I always presume that Dispatch readers like to consider themselves Cool Moms and Dads who, despite signs of wear and tear, embarrass their kids in front of their friends by knowing too much about, say, Queens of The Stone Age, right? I guess I have this impression because I know, for example, that Tom Byrne after having inappropriately body surfed to the Zutons at Oxegen a few weeks ago had to be helped to a comfortable bed at a nearby relative's house by his teenage sons for a lie down. And also that each time Mike Maher hears an Allison Goldfrapp tune (like, for example in that bar in Cardiff (after which, because he had no accommodation, he crashed out on the hotel bedroom floor of some Toulouse fans before hitching his way back to Pembroke (hiding in the boot of an Opel Astra en route in an effort to get on the ferry without a ticket AND THEN GOT CAUGHT BY THE COPS!))) he ends up having key hole surgery on his knee. 

(What I lose in fabrication of the Tom Byrne story, I make up for in understatement of the Mike Maher story. Believe me, its all true.)

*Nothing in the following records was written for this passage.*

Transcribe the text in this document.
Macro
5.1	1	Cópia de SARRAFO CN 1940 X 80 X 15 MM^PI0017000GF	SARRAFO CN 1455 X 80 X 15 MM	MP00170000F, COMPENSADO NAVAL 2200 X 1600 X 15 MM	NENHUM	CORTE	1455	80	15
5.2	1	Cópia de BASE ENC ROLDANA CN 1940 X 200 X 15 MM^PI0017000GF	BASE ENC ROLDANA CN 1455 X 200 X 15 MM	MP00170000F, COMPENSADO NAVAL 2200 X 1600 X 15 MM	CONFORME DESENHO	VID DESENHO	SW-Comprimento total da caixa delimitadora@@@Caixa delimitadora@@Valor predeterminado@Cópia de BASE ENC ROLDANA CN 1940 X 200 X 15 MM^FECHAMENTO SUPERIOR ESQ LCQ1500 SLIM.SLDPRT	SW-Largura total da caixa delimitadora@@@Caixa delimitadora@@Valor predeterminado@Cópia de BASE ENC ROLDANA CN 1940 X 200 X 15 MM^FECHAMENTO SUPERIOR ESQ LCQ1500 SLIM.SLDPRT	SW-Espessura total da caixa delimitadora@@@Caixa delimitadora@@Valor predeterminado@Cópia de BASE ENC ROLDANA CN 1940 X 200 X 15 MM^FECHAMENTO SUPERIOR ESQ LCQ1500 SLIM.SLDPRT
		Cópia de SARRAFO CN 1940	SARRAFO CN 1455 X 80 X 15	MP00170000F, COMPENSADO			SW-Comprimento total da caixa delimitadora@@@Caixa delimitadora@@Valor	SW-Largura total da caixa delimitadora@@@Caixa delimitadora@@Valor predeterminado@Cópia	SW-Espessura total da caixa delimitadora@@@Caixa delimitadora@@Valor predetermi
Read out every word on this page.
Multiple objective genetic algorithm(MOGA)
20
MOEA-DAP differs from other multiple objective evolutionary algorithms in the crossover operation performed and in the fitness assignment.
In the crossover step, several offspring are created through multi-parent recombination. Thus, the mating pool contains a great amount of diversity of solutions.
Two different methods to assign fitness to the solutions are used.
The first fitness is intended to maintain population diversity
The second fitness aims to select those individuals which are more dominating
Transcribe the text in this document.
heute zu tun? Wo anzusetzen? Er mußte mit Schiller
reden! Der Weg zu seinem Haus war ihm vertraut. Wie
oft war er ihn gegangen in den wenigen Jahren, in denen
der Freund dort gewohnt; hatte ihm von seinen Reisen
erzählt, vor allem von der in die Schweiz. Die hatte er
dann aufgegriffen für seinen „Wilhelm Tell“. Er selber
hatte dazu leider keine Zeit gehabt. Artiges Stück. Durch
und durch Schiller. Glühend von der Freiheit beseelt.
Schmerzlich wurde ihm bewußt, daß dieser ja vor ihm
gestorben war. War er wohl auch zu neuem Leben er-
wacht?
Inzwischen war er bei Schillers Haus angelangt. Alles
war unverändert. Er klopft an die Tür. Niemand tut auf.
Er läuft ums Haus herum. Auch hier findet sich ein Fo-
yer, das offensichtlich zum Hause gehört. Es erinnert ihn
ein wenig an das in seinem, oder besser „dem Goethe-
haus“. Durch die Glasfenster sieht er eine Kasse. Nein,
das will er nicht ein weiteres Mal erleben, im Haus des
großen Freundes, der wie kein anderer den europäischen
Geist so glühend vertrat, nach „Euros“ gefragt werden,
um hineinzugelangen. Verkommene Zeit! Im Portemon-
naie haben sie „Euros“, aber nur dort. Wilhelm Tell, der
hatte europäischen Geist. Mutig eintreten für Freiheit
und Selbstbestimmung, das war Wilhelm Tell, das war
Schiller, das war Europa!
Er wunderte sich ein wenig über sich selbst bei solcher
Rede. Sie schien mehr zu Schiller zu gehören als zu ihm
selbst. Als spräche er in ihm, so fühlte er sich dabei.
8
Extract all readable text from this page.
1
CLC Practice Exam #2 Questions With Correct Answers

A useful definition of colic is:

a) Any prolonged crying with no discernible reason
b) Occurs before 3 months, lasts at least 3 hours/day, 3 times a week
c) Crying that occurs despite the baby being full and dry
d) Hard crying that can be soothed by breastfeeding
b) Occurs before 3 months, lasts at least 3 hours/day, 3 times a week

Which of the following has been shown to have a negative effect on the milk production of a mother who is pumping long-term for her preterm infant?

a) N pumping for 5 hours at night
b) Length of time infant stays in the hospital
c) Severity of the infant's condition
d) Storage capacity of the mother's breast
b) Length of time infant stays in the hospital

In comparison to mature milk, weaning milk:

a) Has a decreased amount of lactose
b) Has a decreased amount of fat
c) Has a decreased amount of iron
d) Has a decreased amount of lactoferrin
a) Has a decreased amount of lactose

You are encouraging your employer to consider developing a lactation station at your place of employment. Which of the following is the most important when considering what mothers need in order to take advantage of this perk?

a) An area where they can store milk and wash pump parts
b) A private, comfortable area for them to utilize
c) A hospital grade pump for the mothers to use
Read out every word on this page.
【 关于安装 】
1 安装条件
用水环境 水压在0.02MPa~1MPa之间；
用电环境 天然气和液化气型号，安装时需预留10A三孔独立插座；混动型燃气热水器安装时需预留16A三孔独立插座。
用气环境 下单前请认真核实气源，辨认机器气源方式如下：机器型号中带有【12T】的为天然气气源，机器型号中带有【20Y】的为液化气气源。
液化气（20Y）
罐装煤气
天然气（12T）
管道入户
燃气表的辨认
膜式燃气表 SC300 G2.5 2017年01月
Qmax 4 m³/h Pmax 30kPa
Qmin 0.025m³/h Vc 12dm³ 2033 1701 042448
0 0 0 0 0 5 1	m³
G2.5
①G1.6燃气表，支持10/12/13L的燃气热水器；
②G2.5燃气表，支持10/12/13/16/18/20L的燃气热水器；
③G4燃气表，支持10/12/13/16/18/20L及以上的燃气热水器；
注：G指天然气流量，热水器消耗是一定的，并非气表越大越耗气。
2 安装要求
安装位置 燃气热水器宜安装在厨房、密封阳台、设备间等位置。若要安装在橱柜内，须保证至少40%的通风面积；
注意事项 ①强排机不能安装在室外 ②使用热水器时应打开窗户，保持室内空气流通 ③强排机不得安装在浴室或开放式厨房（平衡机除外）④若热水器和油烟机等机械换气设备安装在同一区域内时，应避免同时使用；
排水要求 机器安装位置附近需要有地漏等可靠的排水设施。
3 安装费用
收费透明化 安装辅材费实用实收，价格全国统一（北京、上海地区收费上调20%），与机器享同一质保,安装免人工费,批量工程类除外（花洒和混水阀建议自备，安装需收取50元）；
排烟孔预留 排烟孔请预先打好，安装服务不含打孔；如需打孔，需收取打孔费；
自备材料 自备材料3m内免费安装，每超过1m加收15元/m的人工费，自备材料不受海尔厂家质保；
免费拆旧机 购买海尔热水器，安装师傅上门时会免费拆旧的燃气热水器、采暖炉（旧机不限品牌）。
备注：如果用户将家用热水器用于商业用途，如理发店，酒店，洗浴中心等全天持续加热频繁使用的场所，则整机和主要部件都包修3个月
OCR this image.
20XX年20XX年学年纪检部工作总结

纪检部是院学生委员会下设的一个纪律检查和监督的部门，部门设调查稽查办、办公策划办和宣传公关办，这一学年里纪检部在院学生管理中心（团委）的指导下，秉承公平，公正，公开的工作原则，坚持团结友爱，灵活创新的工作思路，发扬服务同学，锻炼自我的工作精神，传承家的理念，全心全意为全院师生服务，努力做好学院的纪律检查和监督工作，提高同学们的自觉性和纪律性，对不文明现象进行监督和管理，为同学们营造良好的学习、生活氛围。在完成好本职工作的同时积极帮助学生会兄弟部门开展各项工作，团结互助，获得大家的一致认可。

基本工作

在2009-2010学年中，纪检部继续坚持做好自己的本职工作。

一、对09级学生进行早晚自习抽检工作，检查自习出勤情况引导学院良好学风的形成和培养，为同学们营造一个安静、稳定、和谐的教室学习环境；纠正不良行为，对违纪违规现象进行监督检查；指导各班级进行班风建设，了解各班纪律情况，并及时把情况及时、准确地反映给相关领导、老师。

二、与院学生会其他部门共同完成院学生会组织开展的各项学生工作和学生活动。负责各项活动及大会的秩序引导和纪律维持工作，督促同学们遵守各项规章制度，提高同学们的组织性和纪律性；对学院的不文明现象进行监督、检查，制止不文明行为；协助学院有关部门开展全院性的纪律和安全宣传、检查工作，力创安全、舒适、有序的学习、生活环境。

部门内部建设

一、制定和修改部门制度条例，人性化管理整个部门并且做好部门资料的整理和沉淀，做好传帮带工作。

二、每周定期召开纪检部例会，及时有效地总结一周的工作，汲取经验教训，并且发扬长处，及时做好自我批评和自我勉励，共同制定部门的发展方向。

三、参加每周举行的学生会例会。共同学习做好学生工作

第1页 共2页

Anyway, as soon as it stops raining, I’m going to drop the roof on the Eos and cruise around east Clare listening to this. Don’t try telling me it isn’t cool – she kicks bottom. And, besides, they’re in the desert:

There’s a ghost in me
wants to say I’m sorry.
Doesn’t mean I’m sorry.

Let's all have a BRILLIANT weekend!


1 Aug 2008

Just a quick update on that situation regarding the appeal to An Bord Pleanala against approval of the Limerick hospital co-location project. Remember now, the appellant was told this week that his (he was representing a larger group of people) appeal was invalidated for the most frivolous of reasons. Well, it seems that the Bord may not have been completely accurate in leading the appellant to believe this was the case.

After some confusing exchanges in recent days between the Bord and the appellant, during which time there were hints that the appellant’s submission may have been accepted without proper authorization by someone on the Bord’s security staff (except this wouldn’t explain how the appellant’s application fee had been drawn from his bank account) and so on, it turns out that the submission may have arrived in the usual way and then misfiled.

Hopefully, this will eventually mean that an Bord now considers the appeal valid and that any fears some of us may have had that someone was hoping an inconvenient appeal could be pushed to one side are without grounds.

Seems to me that the Bord needs a little bit of a shake up. Can’t believe this isn’t front page.